Abboud S, Cohen R J, Selwyn A, Ganz P, Sadeh D, Friedman P L
Circulation. 1987 Sep;76(3):585-96. doi: 10.1161/01.cir.76.3.585.
Electrocardiographic manifestations of transient myocardial ischemia were studied, in 11 patients undergoing angioplasty (PTCA) of a left anterior descending coronary artery stenosis, by the visual inspection of the standard surface electrocardiogram (S-ECG) and the intracoronary ECG (IC-ECG) as well as computer-assisted analysis of the S-ECG. Cross-correlation analysis (CCA) performed by computer was used to compare beat-to-beat variability in ST-T morphology of the S-ECG during different stages of PTCA. CCA was also applied to the signal-averaged high-frequency QRS (SA-HFQ). All patients developed angina during balloon inflation, accompanied by transient marked ST-T changes in IC-ECG in 10 of 11 patients (90%). Visual inspection of S-ECG revealed transient ST-T changes in only 6 of 11 (54%). In contrast, CCA of the S-ECG revealed transient ST-T changes in 9 of 11 (82%). Analysis of SA-HFQ revealed that balloon inflation was associated with a marked reduction in the calculated root-mean-square (RMS) voltage for such signals (2.31 +/- 1.04 microV) as compared with RMS values before (3.27 +/- 1.12 microV, p less than .05) PTCA or after conclusion of PTCA (3.79 +/- 1.39 microV, p less than .01). Balloon inflation was also accompanied by changes in waveform morphology of the SA-HFQ, including the development of new or more prominent time zones of reduced amplitude in 10 of 11 individuals (90%). Such zones may represent slow conduction in regions of the heart rendered ischemic during PTCA. CCA of the S-ECG and of SA-HFQ appears to detect evidence of transient ischemia with greater sensitivity than simple visual inspection of S-ECG, and may therefore prove to be of use in the evaluation of patients with chest pain of uncertain origin.

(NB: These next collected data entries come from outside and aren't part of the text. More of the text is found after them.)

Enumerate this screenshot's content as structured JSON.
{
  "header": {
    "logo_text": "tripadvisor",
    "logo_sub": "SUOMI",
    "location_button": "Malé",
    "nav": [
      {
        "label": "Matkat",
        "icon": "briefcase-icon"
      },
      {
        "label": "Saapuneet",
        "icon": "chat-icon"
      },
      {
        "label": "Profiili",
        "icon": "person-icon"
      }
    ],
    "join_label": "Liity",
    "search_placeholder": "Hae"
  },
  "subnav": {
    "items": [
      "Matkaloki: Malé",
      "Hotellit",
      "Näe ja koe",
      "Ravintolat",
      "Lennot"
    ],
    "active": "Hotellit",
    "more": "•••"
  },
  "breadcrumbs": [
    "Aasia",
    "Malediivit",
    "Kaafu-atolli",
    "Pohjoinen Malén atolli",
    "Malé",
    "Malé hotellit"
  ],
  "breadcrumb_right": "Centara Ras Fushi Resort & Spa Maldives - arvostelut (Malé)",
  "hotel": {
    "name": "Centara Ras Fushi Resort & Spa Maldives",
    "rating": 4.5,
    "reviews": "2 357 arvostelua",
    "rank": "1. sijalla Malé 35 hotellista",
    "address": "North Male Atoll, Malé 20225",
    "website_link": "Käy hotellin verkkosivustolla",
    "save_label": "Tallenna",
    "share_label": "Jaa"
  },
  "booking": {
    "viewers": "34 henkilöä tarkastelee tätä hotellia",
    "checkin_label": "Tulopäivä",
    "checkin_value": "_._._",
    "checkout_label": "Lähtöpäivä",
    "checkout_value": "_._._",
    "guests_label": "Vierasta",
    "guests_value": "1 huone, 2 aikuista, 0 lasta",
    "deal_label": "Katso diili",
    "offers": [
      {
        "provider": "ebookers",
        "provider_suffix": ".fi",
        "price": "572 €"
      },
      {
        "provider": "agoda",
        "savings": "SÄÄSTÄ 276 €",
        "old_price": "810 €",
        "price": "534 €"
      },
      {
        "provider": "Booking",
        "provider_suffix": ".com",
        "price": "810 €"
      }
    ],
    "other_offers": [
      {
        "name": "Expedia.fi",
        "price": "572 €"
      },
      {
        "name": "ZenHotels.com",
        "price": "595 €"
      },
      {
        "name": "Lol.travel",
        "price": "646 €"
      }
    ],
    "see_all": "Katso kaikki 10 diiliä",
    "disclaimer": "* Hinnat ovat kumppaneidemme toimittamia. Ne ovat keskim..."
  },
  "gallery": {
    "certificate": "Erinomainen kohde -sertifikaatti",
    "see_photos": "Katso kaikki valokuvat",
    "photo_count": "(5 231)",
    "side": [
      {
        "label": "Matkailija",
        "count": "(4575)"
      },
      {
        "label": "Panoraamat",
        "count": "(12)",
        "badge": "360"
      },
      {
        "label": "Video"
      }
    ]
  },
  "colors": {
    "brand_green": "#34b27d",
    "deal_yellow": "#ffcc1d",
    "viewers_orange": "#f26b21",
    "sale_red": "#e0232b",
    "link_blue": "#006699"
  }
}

对11例接受左前降支冠状动脉狭窄血管成形术(PTCA)的患者,通过目视检查标准体表心电图(S-ECG)和冠状动脉内心电图(IC-ECG)以及对S-ECG进行计算机辅助分析,研究了短暂性心肌缺血的心电图表现。利用计算机进行的互相关分析(CCA)比较PTCA不同阶段S-ECG的ST-T形态逐搏变异性。CCA还应用于信号平均高频QRS(SA-HFQ)。所有患者在球囊扩张时均出现心绞痛,11例患者中有10例(90%)IC-ECG伴有短暂明显的ST-T改变。目视检查S-ECG时,11例中仅6例(54%)出现短暂ST-T改变。相比之下,S-ECG的CCA显示11例中有9例(82%)出现短暂ST-T改变。SA-HFQ分析显示,与PTCA前(3.27±1.12 μV,p<0.05)或PTCA结束后(3.79±1.39 μV,p<0.01)的均方根(RMS)值相比,球囊扩张与这类信号(2.31±1.04 μV)的计算RMS电压显著降低有关。球囊扩张还伴有SA-HFQ波形形态的改变,11例中有10例(90%)出现新的或更明显的低振幅时域。这些区域可能代表PTCA期间心脏缺血区域的缓慢传导。S-ECG和SA-HFQ的CCA似乎比单纯目视检查S-ECG能更敏感地检测到短暂缺血的证据,因此可能在评估胸痛原因不明的患者中有用。